Saturday, September 24, 2011

Murder Stories in the Bible

    Murder stories are sordid, awe-inspiring and fearful. They are also sometimes graphic. While biblical accounts occasionally re-create the means by which a murder is committed, that a murder occurred is much more important to biblical writers than how it occurred.
    The first murder story in the Bible (Gen 4:1–16) is perhaps prototypical. The motive for the murder is envy. The design for murder is an innocent invitation to the victim to “go out to the field” (Gen 4:8 RSV).
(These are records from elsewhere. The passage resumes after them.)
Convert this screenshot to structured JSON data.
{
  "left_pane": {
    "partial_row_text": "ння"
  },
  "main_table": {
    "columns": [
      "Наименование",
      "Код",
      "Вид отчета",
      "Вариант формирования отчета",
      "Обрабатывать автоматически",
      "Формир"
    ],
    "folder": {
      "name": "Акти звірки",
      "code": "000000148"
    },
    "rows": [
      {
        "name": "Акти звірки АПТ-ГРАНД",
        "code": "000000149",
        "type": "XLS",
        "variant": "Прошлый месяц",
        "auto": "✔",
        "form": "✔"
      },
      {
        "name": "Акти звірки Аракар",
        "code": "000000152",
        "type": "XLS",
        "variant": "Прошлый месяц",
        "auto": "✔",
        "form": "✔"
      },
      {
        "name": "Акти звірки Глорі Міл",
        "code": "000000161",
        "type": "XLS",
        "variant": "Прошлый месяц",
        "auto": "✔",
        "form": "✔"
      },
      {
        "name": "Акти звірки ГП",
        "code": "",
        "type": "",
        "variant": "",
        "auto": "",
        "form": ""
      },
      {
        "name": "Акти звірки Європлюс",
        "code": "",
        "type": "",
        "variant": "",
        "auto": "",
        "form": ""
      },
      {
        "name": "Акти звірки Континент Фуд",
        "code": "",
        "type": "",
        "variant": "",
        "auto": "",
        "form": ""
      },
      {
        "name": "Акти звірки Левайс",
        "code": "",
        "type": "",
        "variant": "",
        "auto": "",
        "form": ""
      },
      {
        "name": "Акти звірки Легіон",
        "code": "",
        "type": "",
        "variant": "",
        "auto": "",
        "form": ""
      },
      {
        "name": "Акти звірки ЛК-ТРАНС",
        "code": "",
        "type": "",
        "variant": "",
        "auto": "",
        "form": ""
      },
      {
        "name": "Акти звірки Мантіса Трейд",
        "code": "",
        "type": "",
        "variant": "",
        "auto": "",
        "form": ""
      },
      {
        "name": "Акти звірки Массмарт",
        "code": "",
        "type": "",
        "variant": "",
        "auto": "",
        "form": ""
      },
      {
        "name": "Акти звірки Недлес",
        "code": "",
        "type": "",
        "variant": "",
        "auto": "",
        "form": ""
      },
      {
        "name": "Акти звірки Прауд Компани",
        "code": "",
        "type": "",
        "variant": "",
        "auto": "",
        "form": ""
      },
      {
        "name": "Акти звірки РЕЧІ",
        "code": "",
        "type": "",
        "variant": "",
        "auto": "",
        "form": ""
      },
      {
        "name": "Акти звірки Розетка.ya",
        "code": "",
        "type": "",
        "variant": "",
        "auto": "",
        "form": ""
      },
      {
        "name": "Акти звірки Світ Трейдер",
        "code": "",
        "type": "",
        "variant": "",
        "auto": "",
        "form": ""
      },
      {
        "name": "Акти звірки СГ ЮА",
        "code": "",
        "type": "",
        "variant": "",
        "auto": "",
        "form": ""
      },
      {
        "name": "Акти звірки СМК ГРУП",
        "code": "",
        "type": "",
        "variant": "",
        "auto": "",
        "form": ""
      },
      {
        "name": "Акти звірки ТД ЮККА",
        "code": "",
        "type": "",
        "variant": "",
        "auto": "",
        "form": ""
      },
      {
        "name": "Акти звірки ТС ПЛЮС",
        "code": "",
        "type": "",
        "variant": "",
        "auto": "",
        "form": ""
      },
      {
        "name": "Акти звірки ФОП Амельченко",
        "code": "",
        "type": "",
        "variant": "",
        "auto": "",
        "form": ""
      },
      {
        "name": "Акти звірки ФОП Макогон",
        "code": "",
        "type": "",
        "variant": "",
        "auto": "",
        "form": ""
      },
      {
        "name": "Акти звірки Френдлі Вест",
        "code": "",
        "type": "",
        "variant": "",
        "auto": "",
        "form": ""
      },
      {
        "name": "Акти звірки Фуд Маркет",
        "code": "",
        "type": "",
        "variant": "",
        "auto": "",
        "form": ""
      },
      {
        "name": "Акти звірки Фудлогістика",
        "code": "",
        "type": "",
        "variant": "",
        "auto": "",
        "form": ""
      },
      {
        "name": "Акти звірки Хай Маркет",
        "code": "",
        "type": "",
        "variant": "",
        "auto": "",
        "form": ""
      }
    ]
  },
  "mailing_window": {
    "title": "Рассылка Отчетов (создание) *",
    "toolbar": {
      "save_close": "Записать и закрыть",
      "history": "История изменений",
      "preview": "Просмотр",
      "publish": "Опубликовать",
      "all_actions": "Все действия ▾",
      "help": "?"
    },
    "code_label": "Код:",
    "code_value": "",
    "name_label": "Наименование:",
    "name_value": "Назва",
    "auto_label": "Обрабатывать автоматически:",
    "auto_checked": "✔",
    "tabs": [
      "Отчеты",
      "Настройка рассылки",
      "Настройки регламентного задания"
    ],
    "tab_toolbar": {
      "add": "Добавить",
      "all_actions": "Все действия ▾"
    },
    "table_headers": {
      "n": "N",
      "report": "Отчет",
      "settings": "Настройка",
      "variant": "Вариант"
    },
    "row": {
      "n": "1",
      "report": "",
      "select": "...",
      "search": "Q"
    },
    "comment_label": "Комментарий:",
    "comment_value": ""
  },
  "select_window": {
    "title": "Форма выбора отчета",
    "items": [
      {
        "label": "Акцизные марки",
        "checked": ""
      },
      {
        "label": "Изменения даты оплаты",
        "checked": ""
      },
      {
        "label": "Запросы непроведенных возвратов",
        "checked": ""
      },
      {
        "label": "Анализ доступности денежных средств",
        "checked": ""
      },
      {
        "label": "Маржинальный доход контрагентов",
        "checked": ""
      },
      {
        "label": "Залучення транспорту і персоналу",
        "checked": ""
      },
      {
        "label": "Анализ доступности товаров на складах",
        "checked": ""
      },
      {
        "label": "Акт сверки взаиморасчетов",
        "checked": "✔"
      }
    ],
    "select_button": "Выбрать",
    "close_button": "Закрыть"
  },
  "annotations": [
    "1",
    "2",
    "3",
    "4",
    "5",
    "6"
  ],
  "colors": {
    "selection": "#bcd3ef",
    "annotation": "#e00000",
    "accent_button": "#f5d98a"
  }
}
Because the focus of the story is the moral monstrosity of murder and the sanctity of life, we are given no information about the means of murder. The murderer assumes that the field itself is sufficient to conceal the body, as Cain attempts to evade God’s question about where Abel’s corpse resides. The judgment of God in this story is its climax, as we are led (and this is common in murder stories) to feel a certain revulsion against the act. An aura of the sanctity of life hovers over the entire story. No other act carries such a strong sense of wrongness as does murder. Cain’s descendant Lamech is as hardened as his progenitor, boasting of his murder in revenge for a wounding (Gen 4:23–24).
    The story of Ehud’s assassination of Eglon (Judg 3:15–30) is more graphic in its details than the story of Cain and Abel. The account focuses on the cleverness of the hero—a southpaw who carries his weapon on the unexpected right side (in effect a disguise) and manages to be alone with his unsuspecting victim. Ehud’s words are double-edged like his sword—deceitfully couched in terms of a secret message from God. The assassin is clever at stabbing his obese victim, clever at concealing his weapon, clever in making his getaway (locking the doors of the king’s roof chamber, leading the king’s attendants to assume that he is going to the toilet). Told in the mocking tone of slave literature, this murder story is filled with graphic details, including the fatness of the victim’s belly, the king’s fat closing over the blade, and the piercing of the king’s intestine so that dung seeps out.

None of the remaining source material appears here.